Le 17 janvier, un spectacle de l'humoriste controversé Dieudonné a été interrompu par la préfecture des Alpes-Maritimes, malgré une forte affluence de quelque 200 spectateurs à Caussols, près de Grasse. Cet événement survient suite à un arrêté préfectoral prenant effet le 16 janvier, prohibant la représentation en raison des antécédents judiciaires de l'artiste, notamment pour des propos jugés antisémites et incitant à la haine raciale.

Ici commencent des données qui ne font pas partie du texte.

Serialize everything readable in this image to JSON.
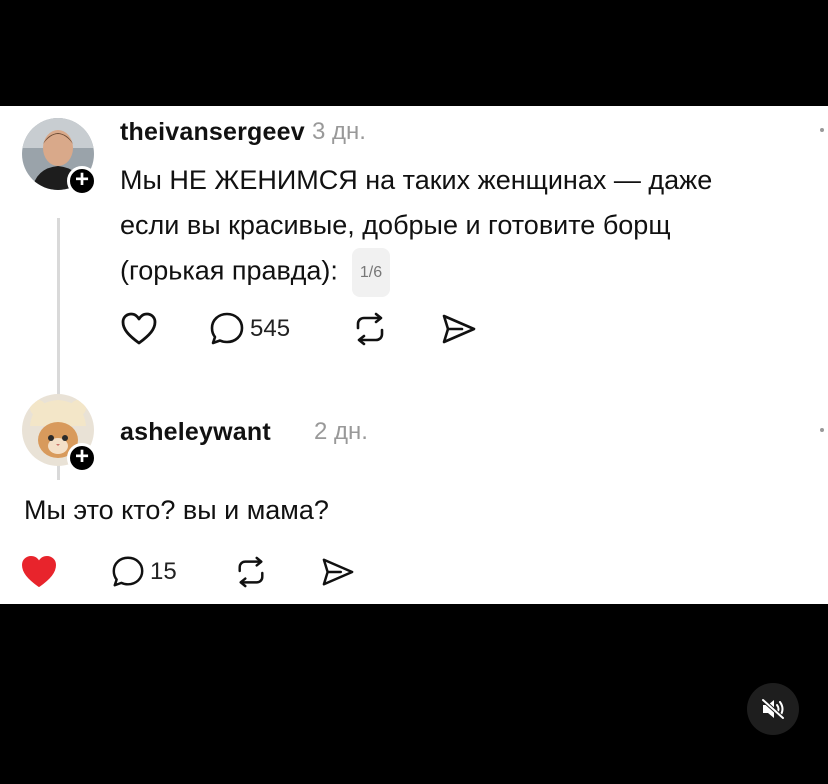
{
  "post1": {
    "username": "theivansergeev",
    "time": "3 дн.",
    "text_line1": "Мы НЕ ЖЕНИМСЯ на таких женщинах — даже",
    "text_line2": "если вы красивые, добрые и готовите борщ",
    "text_line3": "(горькая правда):",
    "page_counter": "1/6",
    "replies_count": "545",
    "liked": false
  },
  "post2": {
    "username": "asheleywant",
    "time": "2 дн.",
    "text": "Мы это кто? вы и мама?",
    "replies_count": "15",
    "liked": true
  },
  "colors": {
    "like_active": "#e8242c",
    "text": "#111111",
    "muted": "#999999"
  },
  "icons": {
    "follow": "plus-icon",
    "like": "heart-icon",
    "reply": "comment-bubble-icon",
    "repost": "repost-icon",
    "share": "send-icon",
    "mute": "speaker-muted-icon"
  }
}
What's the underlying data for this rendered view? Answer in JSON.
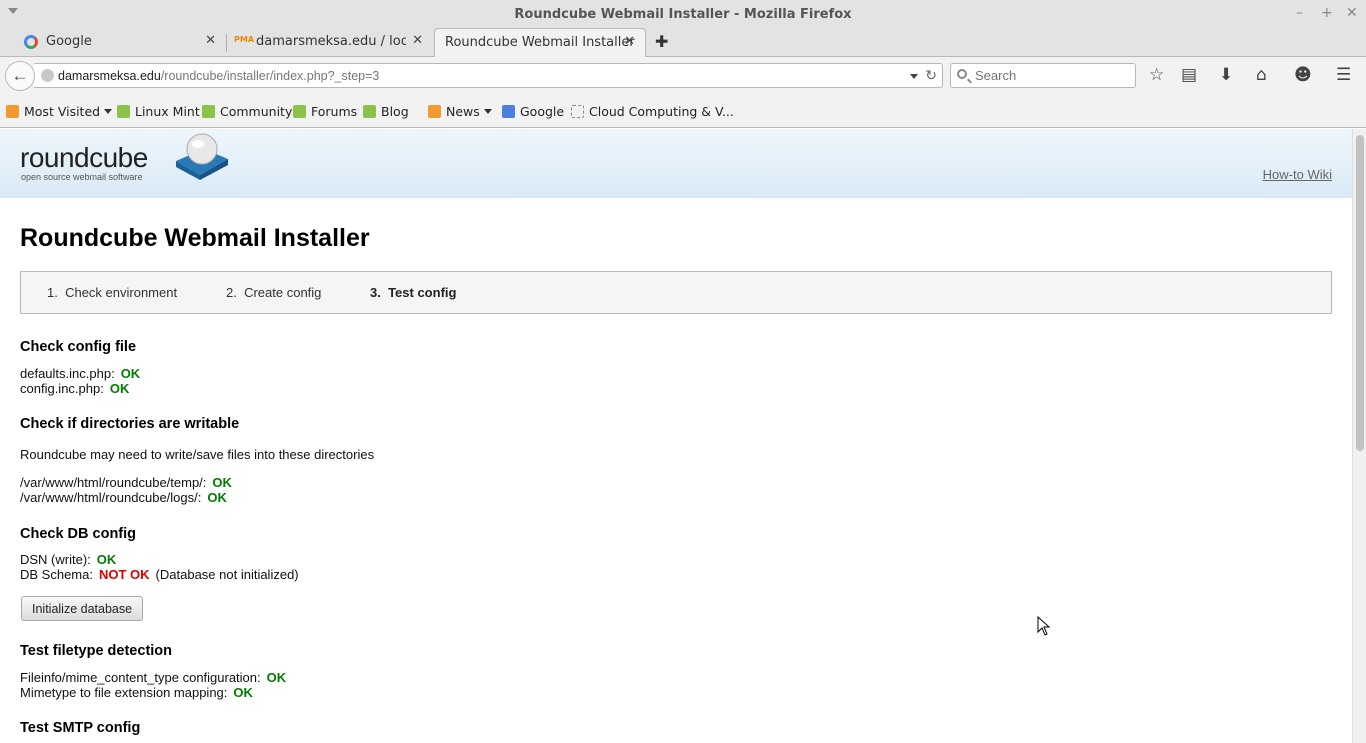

Laurent Hottiaux, préfet des Alpes-Maritimes, a justifié cette interdiction en mentionnant les conséquences potentielles sur l'ordre public associés à la venue de Dieudonné. Dans un communiqué, la préfecture a déclaré : "Malgré la présence des gendarmes sur place, les forces de l'ordre ont dû intervenir pour évacuer les spectateurs et verbaliser les contrevenants." De nombreux médias, dont Le Monde, relèvent l'importance de cette décision dans un contexte où les spectacles du polémiste divisent la société française.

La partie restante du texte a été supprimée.